Her eyes are Zoro-rimmed in black, the same with her tail and maybe her mane. She is sleek and well groomed. Perhaps she is a he? How might she be so healthy having just welped her pups, further down this wash, just weeks ago. I had probably seen her before, the wind this time was in my favor. I observe her scouting the canyon; stopping to listen, to search ahead beneath the filtered shade of a gnarly tree, she still didn’t see me. She was looking for action, movement of any kind. All was quiet. She headed up the draw leading out of the wash, straight for me.

She is beautiful. Her coat is so lush in its gray gold with the black highlights, on her ears and tail, erect and bushy. I tap my hiking poles lightly, not wanting to be rude, and she stops. Confused not at me, but with herself. She is surprised, and this is rare. She sees me and quickly jumps aside and crosses over. Through the palo verde tree we spy each other. She watches me from a ledge across and further up, maybe 20 feet. We stare each other down, the opposite of hiding, I do not know if I am thinking, except to crush on her. Her ears perk up and I think I am truly crushing. She is gorgeous. I turn my head a moment and she is gone. It is possible she could circle around and surprise me behind from over the top, but this will not happen. She is gone into her mountains that have been here since a beginning. Every day she hunts this wash. She is done with me today.

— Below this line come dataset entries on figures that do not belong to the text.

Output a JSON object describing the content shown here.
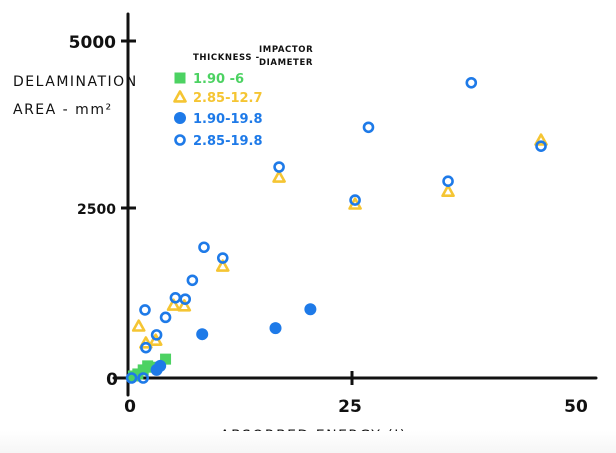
{
  "chart_data": {
    "type": "scatter",
    "title": "",
    "xlabel": "ABSORBED ENERGY (J)",
    "ylabel_lines": [
      "DELAMINATION",
      "AREA - mm²"
    ],
    "xlim": [
      0,
      52
    ],
    "ylim": [
      0,
      5500
    ],
    "xticks": [
      0,
      25,
      50
    ],
    "xtick_labels": [
      "0",
      "25",
      "50"
    ],
    "yticks": [
      0,
      2500,
      5000
    ],
    "ytick_labels": [
      "0",
      "2500",
      "5000"
    ],
    "grid": false,
    "legend": {
      "placement": "top-left",
      "title_lines": [
        "THICKNESS -",
        "IMPACTOR",
        "DIAMETER"
      ],
      "entries": [
        {
          "label": "1.90 -6",
          "marker": "square-filled",
          "color": "#4cd262"
        },
        {
          "label": "2.85-12.7",
          "marker": "triangle-open",
          "color": "#f5c533"
        },
        {
          "label": "1.90-19.8",
          "marker": "circle-filled",
          "color": "#1e7ae8"
        },
        {
          "label": "2.85-19.8",
          "marker": "circle-open",
          "color": "#1e7ae8"
        }
      ]
    },
    "series": [
      {
        "name": "1.90 -6",
        "marker": "square-filled",
        "color": "#4cd262",
        "points": [
          [
            0.6,
            30
          ],
          [
            1.1,
            60
          ],
          [
            1.7,
            120
          ],
          [
            2.2,
            180
          ],
          [
            2.7,
            160
          ],
          [
            4.2,
            280
          ]
        ]
      },
      {
        "name": "2.85-12.7",
        "marker": "triangle-open",
        "color": "#f5c533",
        "points": [
          [
            1.2,
            770
          ],
          [
            2.0,
            520
          ],
          [
            3.1,
            560
          ],
          [
            5.1,
            1080
          ],
          [
            6.3,
            1070
          ],
          [
            10.6,
            1660
          ],
          [
            16.9,
            2980
          ],
          [
            25.4,
            2580
          ],
          [
            35.8,
            2770
          ],
          [
            46.2,
            3530
          ]
        ]
      },
      {
        "name": "1.90-19.8",
        "marker": "circle-filled",
        "color": "#1e7ae8",
        "points": [
          [
            3.2,
            120
          ],
          [
            3.6,
            180
          ],
          [
            8.3,
            650
          ],
          [
            16.5,
            740
          ],
          [
            20.4,
            1020
          ]
        ]
      },
      {
        "name": "2.85-19.8",
        "marker": "circle-open",
        "color": "#1e7ae8",
        "points": [
          [
            0.4,
            0
          ],
          [
            1.7,
            0
          ],
          [
            2.0,
            450
          ],
          [
            1.9,
            1010
          ],
          [
            3.2,
            640
          ],
          [
            4.2,
            900
          ],
          [
            5.3,
            1190
          ],
          [
            6.4,
            1170
          ],
          [
            7.2,
            1450
          ],
          [
            8.5,
            1940
          ],
          [
            10.6,
            1780
          ],
          [
            16.9,
            3130
          ],
          [
            25.4,
            2640
          ],
          [
            26.9,
            3720
          ],
          [
            35.8,
            2920
          ],
          [
            38.4,
            4380
          ],
          [
            46.2,
            3440
          ]
        ]
      }
    ]
  }
}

Two warblers seem oblivious to me and my lost coyote as they come out to play in the Palo Verde blooms surrounding me. They really do not seem to notice me, just a few feet away. These Palo Verde branches encircle me as a hunting blind might, though this is an accident of my new spot. The warblers play along and tag each other as close as arm’s length away. They are daring each other to get closer I think?

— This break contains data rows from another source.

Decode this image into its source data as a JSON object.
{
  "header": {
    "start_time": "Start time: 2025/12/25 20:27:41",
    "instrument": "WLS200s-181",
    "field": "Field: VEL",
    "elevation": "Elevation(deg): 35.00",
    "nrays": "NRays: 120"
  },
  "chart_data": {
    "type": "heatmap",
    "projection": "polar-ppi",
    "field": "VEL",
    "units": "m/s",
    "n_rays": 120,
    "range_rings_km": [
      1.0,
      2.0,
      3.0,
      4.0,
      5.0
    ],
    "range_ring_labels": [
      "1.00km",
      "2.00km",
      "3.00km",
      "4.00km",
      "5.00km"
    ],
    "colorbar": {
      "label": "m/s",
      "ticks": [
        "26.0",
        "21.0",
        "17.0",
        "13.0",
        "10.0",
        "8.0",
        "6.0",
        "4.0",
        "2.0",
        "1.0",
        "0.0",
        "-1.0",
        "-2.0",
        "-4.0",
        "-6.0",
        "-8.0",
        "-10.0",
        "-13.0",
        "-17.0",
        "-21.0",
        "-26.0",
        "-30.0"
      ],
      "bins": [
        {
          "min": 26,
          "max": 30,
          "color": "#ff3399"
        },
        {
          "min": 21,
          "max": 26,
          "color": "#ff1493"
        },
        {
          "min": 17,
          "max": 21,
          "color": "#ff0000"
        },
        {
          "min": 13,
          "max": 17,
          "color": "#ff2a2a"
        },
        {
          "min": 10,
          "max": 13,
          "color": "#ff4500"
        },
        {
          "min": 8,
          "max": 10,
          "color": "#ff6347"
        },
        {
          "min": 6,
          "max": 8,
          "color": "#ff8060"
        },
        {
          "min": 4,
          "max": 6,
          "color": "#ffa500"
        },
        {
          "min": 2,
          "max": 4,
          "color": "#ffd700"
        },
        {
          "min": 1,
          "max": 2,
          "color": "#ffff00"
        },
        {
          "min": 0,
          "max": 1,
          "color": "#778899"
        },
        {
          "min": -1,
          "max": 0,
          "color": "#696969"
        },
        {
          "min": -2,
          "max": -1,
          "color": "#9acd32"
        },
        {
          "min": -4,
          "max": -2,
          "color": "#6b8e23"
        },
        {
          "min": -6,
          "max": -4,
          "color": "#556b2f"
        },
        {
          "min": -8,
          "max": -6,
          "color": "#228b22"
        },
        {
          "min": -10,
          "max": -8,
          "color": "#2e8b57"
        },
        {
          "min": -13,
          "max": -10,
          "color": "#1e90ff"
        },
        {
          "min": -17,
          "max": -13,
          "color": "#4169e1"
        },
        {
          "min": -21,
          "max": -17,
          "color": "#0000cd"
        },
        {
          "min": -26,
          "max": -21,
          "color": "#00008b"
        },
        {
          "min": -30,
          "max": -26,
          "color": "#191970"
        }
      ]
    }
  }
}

I just watch, the early summer blooms distract us all, a million delicate yellows. Beauty is a construct we assume we own, alone. Surely animals cannot hope for this gift of knowledge. Yet these warblers are frolicking in the yellow mist of blooms, in a sort of ecstacy. Back and forth they nip the blossoms until they fall. Then one bird catches and seems to throw it to his mate. It seems to be a game, sacred even. They are playing. My thoughts awaken from their meditation and the birds fly away. These green desert warblers came to play and they welcomed me, giving me their blessing.

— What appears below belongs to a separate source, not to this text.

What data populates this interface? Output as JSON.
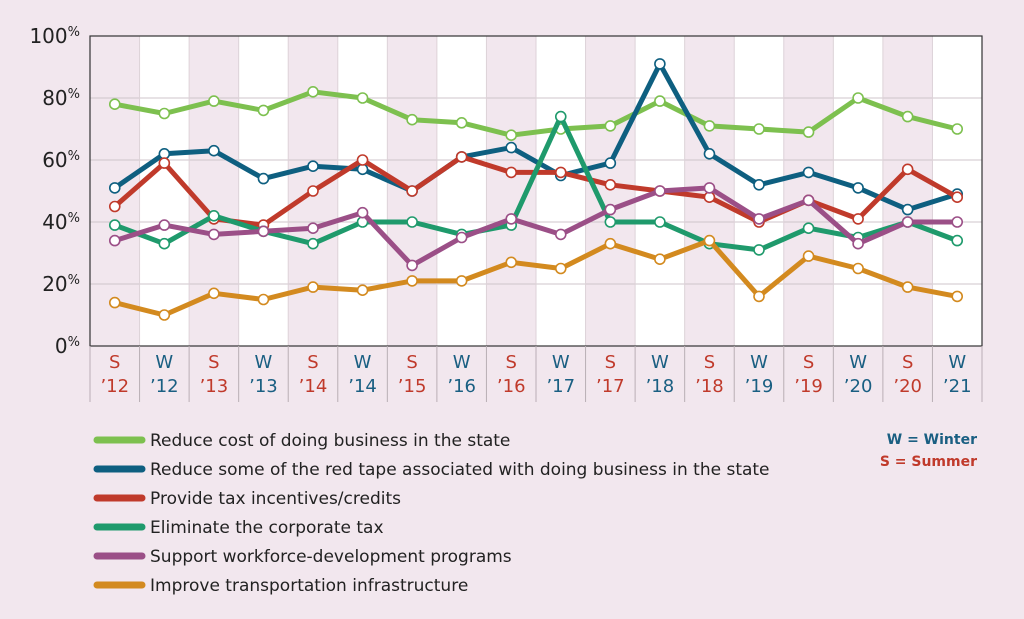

Hiking down the mountain I take my time, in reflection. I startle a brood of quail, maybe 8 or 10 chicks no bigger than Woodstock. I stop to note their discipline, lined up single file and double stepping into the broad shelter of an Ironwood tree. No more than 2 or 3 chicks will survive a month from now, but they are undaunted and focused on the moment. Survival will come on its own terms.

A secret breeze cooled me with my own perspiration before it could touch my shirt. Days like this, I do not want to shower again for fear something will be lost of our Sonora. The dry desert afternoon is coming into heat and has brought me alive with its embrace. As the ram had a message of my father, all creation has a message of the Father. Listen. Our nature is in the Nature, there for us to find. First we seek, we choose the relationship we wish to have with our wild. We can tune our minds to the infinite and the impossible of Nature. We can listen to the animals, the plants, even the Nature that holds our nature.

We can Listen. We can Love. We can love Nature especially. To her we can offer what She is due. In cherishing, embracing all Creation we love Love itself.

Talking with the animals, the plants, the Nature that holds our nature, we feel beauty, implicitly accepting Nature’s gift of life. Listen and feel the coyote’s gaze, the hummingbird’s touch, even the joy of the warblers.  Healing.


We could listen and should we start now, not waiting another second?